Quoting B Raiford (raiford@cwnet.com):

> I like building my own computers, so I built one for Linux. Now I find
> out almost none of the components are compatible with Red Hat (the
> distribution I've got); some are compatible with SuSE (available and
> recommended by a friend).

The Red Hat "Hardware Compatibility List" used to be a great deal more
useful.  Unfortunately, the old pages have been scrapped and replaced
with a crappy database.

To echo comments from Karsten and others, though, you'll get a lot more
useful responses if you were more specific.  What components?  What
problem symptoms?

> Red Hat didn't list any motherboards, so I figured they would all
> work; there were also no hard disks listed. I try to install Red Hat
> and find that the chip set and the hard disk will not work.

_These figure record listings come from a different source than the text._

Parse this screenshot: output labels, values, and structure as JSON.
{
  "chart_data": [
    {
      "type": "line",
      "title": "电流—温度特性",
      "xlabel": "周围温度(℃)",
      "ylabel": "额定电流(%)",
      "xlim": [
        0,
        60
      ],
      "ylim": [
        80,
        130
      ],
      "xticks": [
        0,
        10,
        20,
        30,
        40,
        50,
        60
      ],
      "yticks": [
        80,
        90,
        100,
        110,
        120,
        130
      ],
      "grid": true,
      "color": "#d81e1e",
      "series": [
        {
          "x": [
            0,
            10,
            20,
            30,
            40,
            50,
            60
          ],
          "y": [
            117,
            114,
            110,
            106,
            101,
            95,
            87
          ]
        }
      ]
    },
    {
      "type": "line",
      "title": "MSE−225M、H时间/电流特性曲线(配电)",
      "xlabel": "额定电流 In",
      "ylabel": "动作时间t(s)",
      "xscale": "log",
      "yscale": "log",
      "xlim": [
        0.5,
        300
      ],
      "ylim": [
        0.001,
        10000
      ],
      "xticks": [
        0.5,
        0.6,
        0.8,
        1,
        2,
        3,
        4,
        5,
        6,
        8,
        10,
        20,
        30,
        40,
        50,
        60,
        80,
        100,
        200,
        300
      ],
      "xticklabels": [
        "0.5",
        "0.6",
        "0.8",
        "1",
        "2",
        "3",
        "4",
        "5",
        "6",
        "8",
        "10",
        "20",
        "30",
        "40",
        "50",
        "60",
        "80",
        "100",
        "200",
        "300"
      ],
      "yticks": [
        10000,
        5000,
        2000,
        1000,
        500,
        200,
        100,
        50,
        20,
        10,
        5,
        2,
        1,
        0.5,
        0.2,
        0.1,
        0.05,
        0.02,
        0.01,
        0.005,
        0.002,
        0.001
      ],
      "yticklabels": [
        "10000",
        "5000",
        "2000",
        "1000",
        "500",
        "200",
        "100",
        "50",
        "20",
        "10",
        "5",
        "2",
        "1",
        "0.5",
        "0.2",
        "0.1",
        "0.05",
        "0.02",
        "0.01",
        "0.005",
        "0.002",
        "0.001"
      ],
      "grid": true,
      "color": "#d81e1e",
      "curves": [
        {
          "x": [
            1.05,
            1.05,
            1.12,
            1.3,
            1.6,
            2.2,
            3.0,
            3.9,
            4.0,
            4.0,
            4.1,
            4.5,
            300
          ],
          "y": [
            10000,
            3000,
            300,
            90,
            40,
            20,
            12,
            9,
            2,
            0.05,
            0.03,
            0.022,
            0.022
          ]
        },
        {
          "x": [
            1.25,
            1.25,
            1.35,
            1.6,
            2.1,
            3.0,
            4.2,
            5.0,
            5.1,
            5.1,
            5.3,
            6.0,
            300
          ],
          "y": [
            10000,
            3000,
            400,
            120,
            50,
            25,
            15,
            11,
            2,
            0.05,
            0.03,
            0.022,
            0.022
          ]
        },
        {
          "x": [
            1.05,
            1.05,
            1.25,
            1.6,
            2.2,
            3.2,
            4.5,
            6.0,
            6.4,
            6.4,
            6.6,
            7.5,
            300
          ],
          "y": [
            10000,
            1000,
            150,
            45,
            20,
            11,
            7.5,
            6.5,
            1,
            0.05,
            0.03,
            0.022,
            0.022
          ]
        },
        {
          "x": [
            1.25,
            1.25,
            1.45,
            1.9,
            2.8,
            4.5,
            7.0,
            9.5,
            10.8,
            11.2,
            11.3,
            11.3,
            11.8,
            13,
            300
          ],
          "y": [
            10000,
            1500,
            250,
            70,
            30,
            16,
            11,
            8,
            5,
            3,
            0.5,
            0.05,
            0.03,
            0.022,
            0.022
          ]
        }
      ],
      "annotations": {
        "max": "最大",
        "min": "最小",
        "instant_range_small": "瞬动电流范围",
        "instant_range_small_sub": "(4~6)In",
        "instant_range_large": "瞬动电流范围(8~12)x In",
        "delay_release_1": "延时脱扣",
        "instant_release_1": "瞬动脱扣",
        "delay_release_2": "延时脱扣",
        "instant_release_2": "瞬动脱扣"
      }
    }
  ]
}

As far as
> I can tell I will have to build another box, so here is the question:

Again, this is not useful description.  You should describe the problem
symptoms, so we have some idea what the problem was.  It might have an
easy solution, but we'd never be able to find it from your description.

http://www.tuxedo.org/~esr/faqs/smart-questions.html

> Is there an easy (minimum headaches) way of selecting components for
> this new box. 

In general terms:

1.  The best choices are those that have been out for a while
(preferably 1 year plus) and are not the cruddy MS-Windows-dependent
low-end junk Karsten alludes to (crippled modems, crippled printers,
crippled ADSL adapter cards, crippled cheap IDE RAID cards,
motherboard-integrated sound/ethernet circuitry and video).  Well-built,
standard hardware is always safe.  (Moen's Law of Hardware:  Buy what
the programmers buy.)

2.  Firewire, DVD, and to a lesser extent USB might be problematic.

3.  Anything really new, very expensive, or very exotic may be
problematic.

4.  Restrain the urge to lavish money on high-end CPUs, since Linux
boxen are almost never CPU-bound.  Most are I/O-bound; some, RAM-bound.

> When I bought the boards for the box I've been trying to use, I asked
> if it was Linux compatible, and was told "yes." I had forgotten that
> computer component sales people fall into the same category as used
> car salesmen (ie, "yes"=commission).

Old joke from Steve Wozniak:  "Q:  What's the difference between a
computer saleman and a used-car salesman?  A:  The used-car salesman
_knows_ when he's lying."

-- 
Cheers,             Paranoia is the delusion that your enemies are organised.